Published online by Cambridge University Press: 05 June 2012
“The rise and fall of indentured servitude in the Americas: An economic analysis”
by David W. GalensonThe economic growth and development of the North American colonies depended on agriculture. To clear the abundant land and plant and harvest the crop, labor was needed. On small farms, the family supplied its own labor. The larger, commercial farms, however, demanded a greater labor supply. Because land was inexpensive, self-employment was common, and few laborers were willing to work for wages. Wage workers commanded relatively high compensation and often worked only long enough to save money to purchase their own land. A solution to this shortage was the importation of bound labor from the Old World.
While we all have some familiarity with the system of slavery, most of us are unfamiliar with another form of bound labor: indentured servitude.
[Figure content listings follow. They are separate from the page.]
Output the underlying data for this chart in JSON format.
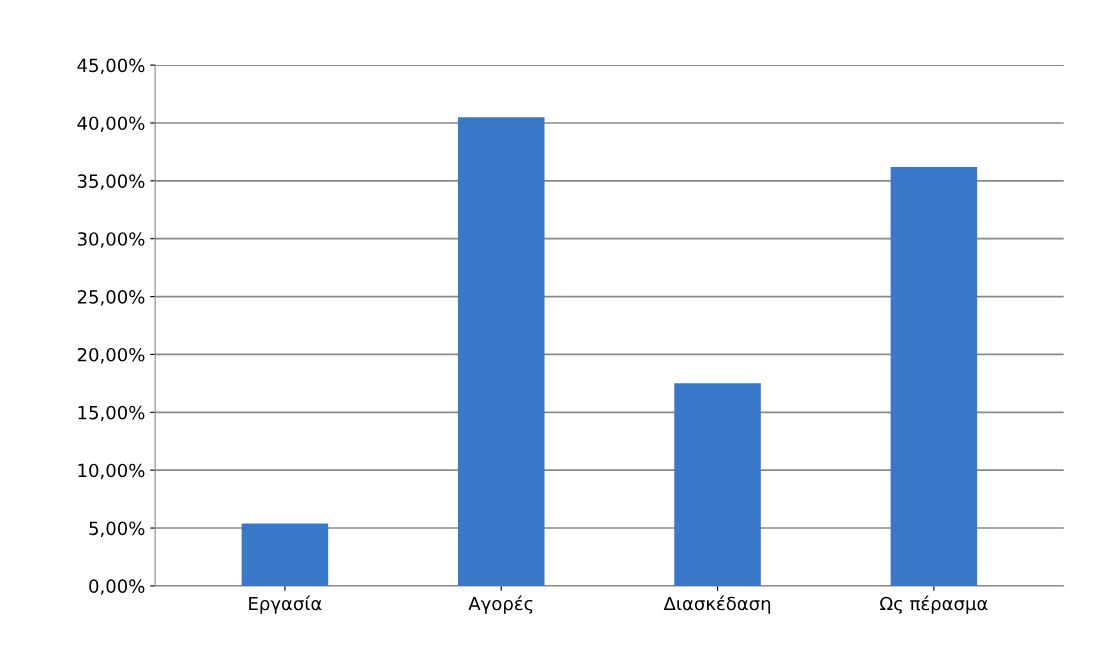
{
  "chart_data": {
    "type": "bar",
    "categories": [
      "Εργασία",
      "Αγορές",
      "Διασκέδαση",
      "Ως πέρασμα"
    ],
    "values": [
      5.4,
      40.5,
      17.5,
      36.2
    ],
    "color": "#3a78c9",
    "ylim": [
      0,
      45
    ],
    "yticks": [
      {
        "value": 0,
        "label": "0,00%"
      },
      {
        "value": 5,
        "label": "5,00%"
      },
      {
        "value": 10,
        "label": "10,00%"
      },
      {
        "value": 15,
        "label": "15,00%"
      },
      {
        "value": 20,
        "label": "20,00%"
      },
      {
        "value": 25,
        "label": "25,00%"
      },
      {
        "value": 30,
        "label": "30,00%"
      },
      {
        "value": 35,
        "label": "35,00%"
      },
      {
        "value": 40,
        "label": "40,00%"
      },
      {
        "value": 45,
        "label": "45,00%"
      }
    ],
    "grid": "y",
    "legend": false
  }
}
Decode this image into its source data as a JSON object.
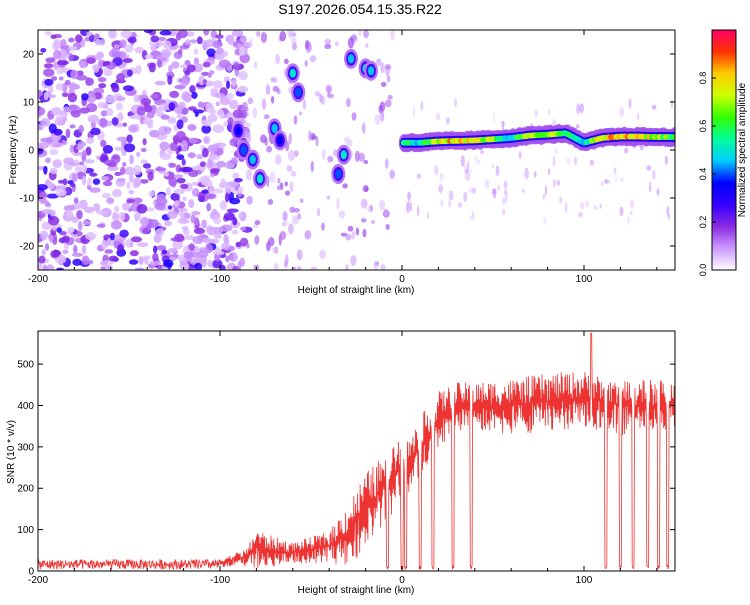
{
  "title": "S197.2026.054.15.35.R22",
  "chart_data": [
    {
      "type": "heatmap",
      "name": "spectrogram",
      "xlabel": "Height of straight line (km)",
      "ylabel": "Frequency (Hz)",
      "xlim": [
        -200,
        150
      ],
      "ylim": [
        -25,
        25
      ],
      "xticks": [
        -200,
        -100,
        0,
        100
      ],
      "xtick_labels": [
        "-200",
        "-100",
        "0",
        "100"
      ],
      "yticks": [
        -20,
        -10,
        0,
        10,
        20
      ],
      "ytick_labels": [
        "-20",
        "-10",
        "0",
        "10",
        "20"
      ],
      "colorbar": {
        "label": "Normalized spectral amplitude",
        "range": [
          0,
          1
        ],
        "ticks": [
          0.0,
          0.2,
          0.4,
          0.6,
          0.8
        ],
        "tick_labels": [
          "0.0",
          "0.2",
          "0.4",
          "0.6",
          "0.8"
        ],
        "colors": [
          "#ffffff",
          "#cc99ff",
          "#8a2be2",
          "#3300ff",
          "#0000ff",
          "#00ccff",
          "#00ff99",
          "#33ff00",
          "#ccff00",
          "#ffcc00",
          "#ff3300",
          "#ff0066"
        ]
      },
      "ridge": {
        "description_x": [
          2,
          10,
          20,
          40,
          60,
          70,
          80,
          90,
          95,
          100,
          110,
          120,
          130,
          140,
          150
        ],
        "frequency": [
          1.5,
          1.5,
          1.8,
          2.0,
          2.5,
          3.0,
          3.2,
          3.5,
          2.5,
          1.5,
          2.5,
          2.8,
          2.8,
          2.7,
          2.7
        ],
        "amplitude": [
          0.6,
          0.5,
          0.8,
          0.85,
          0.5,
          0.8,
          0.75,
          0.6,
          0.5,
          0.55,
          0.8,
          0.85,
          0.85,
          0.75,
          0.6
        ]
      },
      "blobs": [
        {
          "x": -90,
          "y": 4,
          "a": 0.35
        },
        {
          "x": -87,
          "y": 0,
          "a": 0.4
        },
        {
          "x": -82,
          "y": -2,
          "a": 0.45
        },
        {
          "x": -78,
          "y": -6,
          "a": 0.5
        },
        {
          "x": -70,
          "y": 4.5,
          "a": 0.45
        },
        {
          "x": -67,
          "y": 2,
          "a": 0.35
        },
        {
          "x": -60,
          "y": 16,
          "a": 0.5
        },
        {
          "x": -57,
          "y": 12,
          "a": 0.4
        },
        {
          "x": -35,
          "y": -5,
          "a": 0.4
        },
        {
          "x": -32,
          "y": -1,
          "a": 0.5
        },
        {
          "x": -28,
          "y": 19,
          "a": 0.45
        },
        {
          "x": -20,
          "y": 17,
          "a": 0.5
        },
        {
          "x": -17,
          "y": 16.5,
          "a": 0.45
        }
      ]
    },
    {
      "type": "line",
      "name": "snr",
      "xlabel": "Height of straight line (km)",
      "ylabel": "SNR (10 * v/v)",
      "xlim": [
        -200,
        150
      ],
      "ylim": [
        0,
        580
      ],
      "xticks": [
        -200,
        -100,
        0,
        100
      ],
      "xtick_labels": [
        "-200",
        "-100",
        "0",
        "100"
      ],
      "yticks": [
        0,
        100,
        200,
        300,
        400,
        500
      ],
      "ytick_labels": [
        "0",
        "100",
        "200",
        "300",
        "400",
        "500"
      ],
      "color": "#ee3333",
      "envelope": {
        "x": [
          -200,
          -120,
          -100,
          -85,
          -80,
          -75,
          -60,
          -40,
          -30,
          -20,
          -10,
          0,
          5,
          10,
          20,
          30,
          40,
          60,
          80,
          100,
          120,
          140,
          150
        ],
        "base": [
          15,
          15,
          20,
          35,
          60,
          50,
          45,
          60,
          90,
          150,
          200,
          250,
          260,
          300,
          370,
          400,
          400,
          400,
          410,
          420,
          400,
          400,
          400
        ],
        "spread": [
          8,
          8,
          12,
          25,
          60,
          50,
          30,
          45,
          90,
          110,
          100,
          90,
          80,
          90,
          80,
          70,
          70,
          80,
          85,
          80,
          80,
          80,
          70
        ]
      },
      "dropouts": [
        -8,
        0,
        2,
        10,
        17,
        28,
        38,
        112,
        120,
        127,
        135,
        141,
        146
      ],
      "peak_at": 104,
      "peak_value": 575
    }
  ]
}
David Galenson demonstrates the importance of indentured servitude, noting that between the 1640s and the Revolution, over half of the European immigrants to the colonies arrived as indentured servants. Galenson's primary tasks in this essay are to explain the origins and early adaptations of indentured servitude, to unlock the economic logic of this institution, and to explain its rise, fall, rise, and fall in the Americas between 1620 and 1917.
The primary difference between slavery and indentured servitude was coercion. Indentured servitude was (almost always) entered into voluntarily; slavery was not. However, once the master–servant relationship was established, both systems developed an array of positive and negative incentives to elicit work from the servant.